Melissa Bone

Melissa Bone

Melissa Bone

Melissa joined the University of Leicester in 2015 and is a lecturer in the Law School, having obtained her PhD at the University of Manchester. Melissa’s PhD research was funded by the Arts and Humanities Research Council (AHRC). Her research explores how the lens of human rights provides a new perspective on drug control and points towards different ways of regulating drug consumption. Currently, Melissa is writing a research monograph with Routledge on this subject. Melissa’s most recent publications centre upon the religious rights of the Rastafari to consume cannabis and on the health rights of medicinal cannabis consumers. Melissa teaches Criminal Law, an Introduction to Law and Legal Reasoning, the Criminal Justice System and Criminology on University of Leicester’s undergraduate Law degree programme.


 

TITLE: Politicising Human Rights as a tool in the UK’s Cannabis Social Club Movement
Cannabis Social Clubs (CSCs) are non-profit regulatory models where cannabis is produced and distributed among a closed circuit of adult cannabis users.
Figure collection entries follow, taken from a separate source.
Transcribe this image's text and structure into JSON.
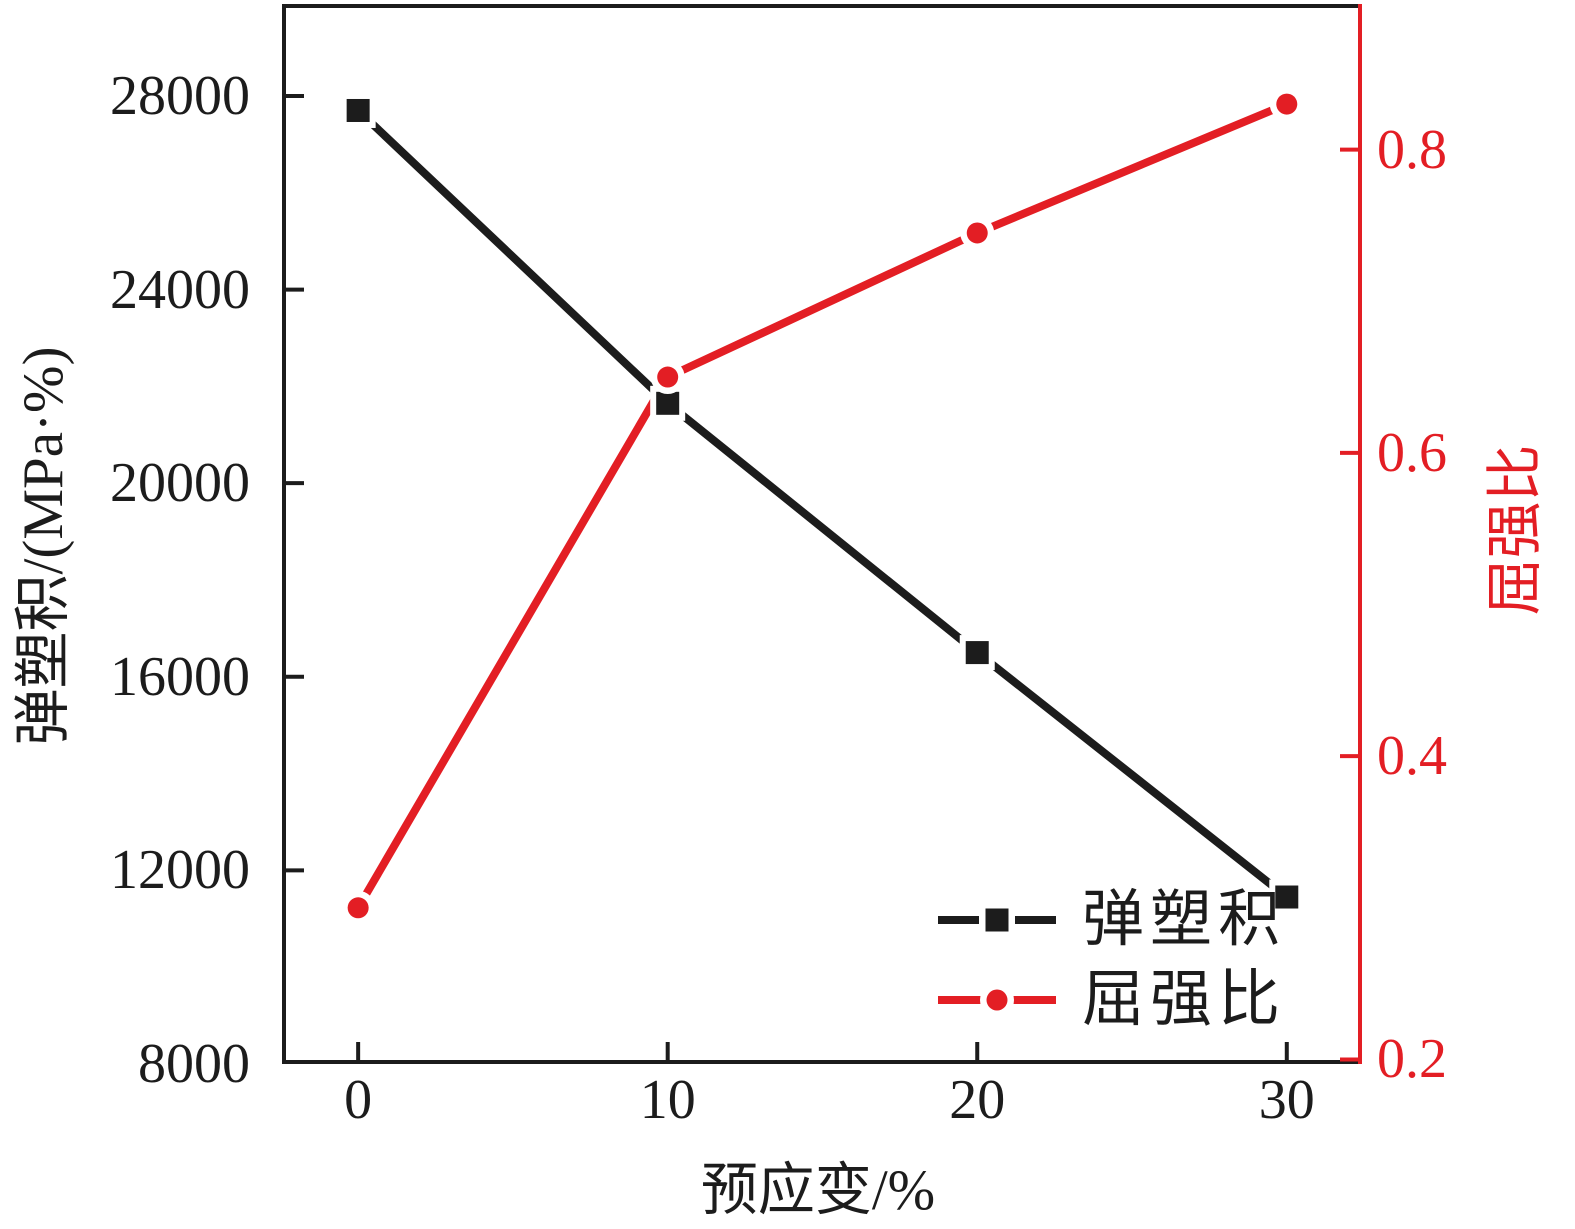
{
  "figure": {
    "background": "#ffffff",
    "black": "#1c1c1c",
    "red": "#e31e24"
  },
  "chart_data": {
    "type": "line",
    "title": "",
    "x": [
      0,
      10,
      20,
      30
    ],
    "xlabel": "预应变/%",
    "x_axis": {
      "ticks": [
        0,
        10,
        20,
        30
      ],
      "range": [
        -2.46,
        32.43
      ]
    },
    "left_axis": {
      "label": "弹塑积/(MPa·%)",
      "ticks": [
        8000,
        12000,
        16000,
        20000,
        24000,
        28000
      ],
      "range": [
        8000,
        29900
      ],
      "color": "#1c1c1c"
    },
    "right_axis": {
      "label": "屈强比",
      "ticks": [
        0.2,
        0.4,
        0.6,
        0.8
      ],
      "range": [
        0.197,
        0.896
      ],
      "color": "#e31e24"
    },
    "series": [
      {
        "name": "弹塑积",
        "axis": "left",
        "marker": "square",
        "color": "#1c1c1c",
        "values": [
          27700,
          21650,
          16500,
          11450
        ]
      },
      {
        "name": "屈强比",
        "axis": "right",
        "marker": "circle",
        "color": "#e31e24",
        "values": [
          0.3,
          0.65,
          0.745,
          0.83
        ]
      }
    ],
    "grid": false,
    "legend_position": "lower-right"
  }
}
Originating in Spain, CSCs now operate globally in different socio-political contexts and under different legal regimes. This paper argues that the CSC phenomenon is a bottom-up process arising from grassroots initiatives. Unlike Spain, Uruguay, Belgium and the USA, the UK currently offers no legal space for the operation of CSCs, yet the UKCSC movement is becoming increasingly active. Taking a comparative approach, the paper will consider how informal de facto regulatory systems can embed, facilitating formal de jure drug policy regimes. Exploring the CSC model specifically has broader implications for the regulation of psychedelics and other controlled psychoactives, since the process of bottom up law making has the potential to legitimate and transform drug policies. As well as exploring how contentious collective action by individuals and CSCs can affect change, this paper draws on case law from other jurisdictions. It considers the potential of the UK judiciary to influence drug policies relating to the CSC movement and beyond. The paper recognises the crucial importance of political power in drug policy design and it questions whether common sense ontologies, the experiential knowledge and engagement of cannabis users and their implicit underlying normative values can challenge traditional structures of power. Ultimately, the paper draws lessons from the CSC model to create better drug policy solutions for society as a whole.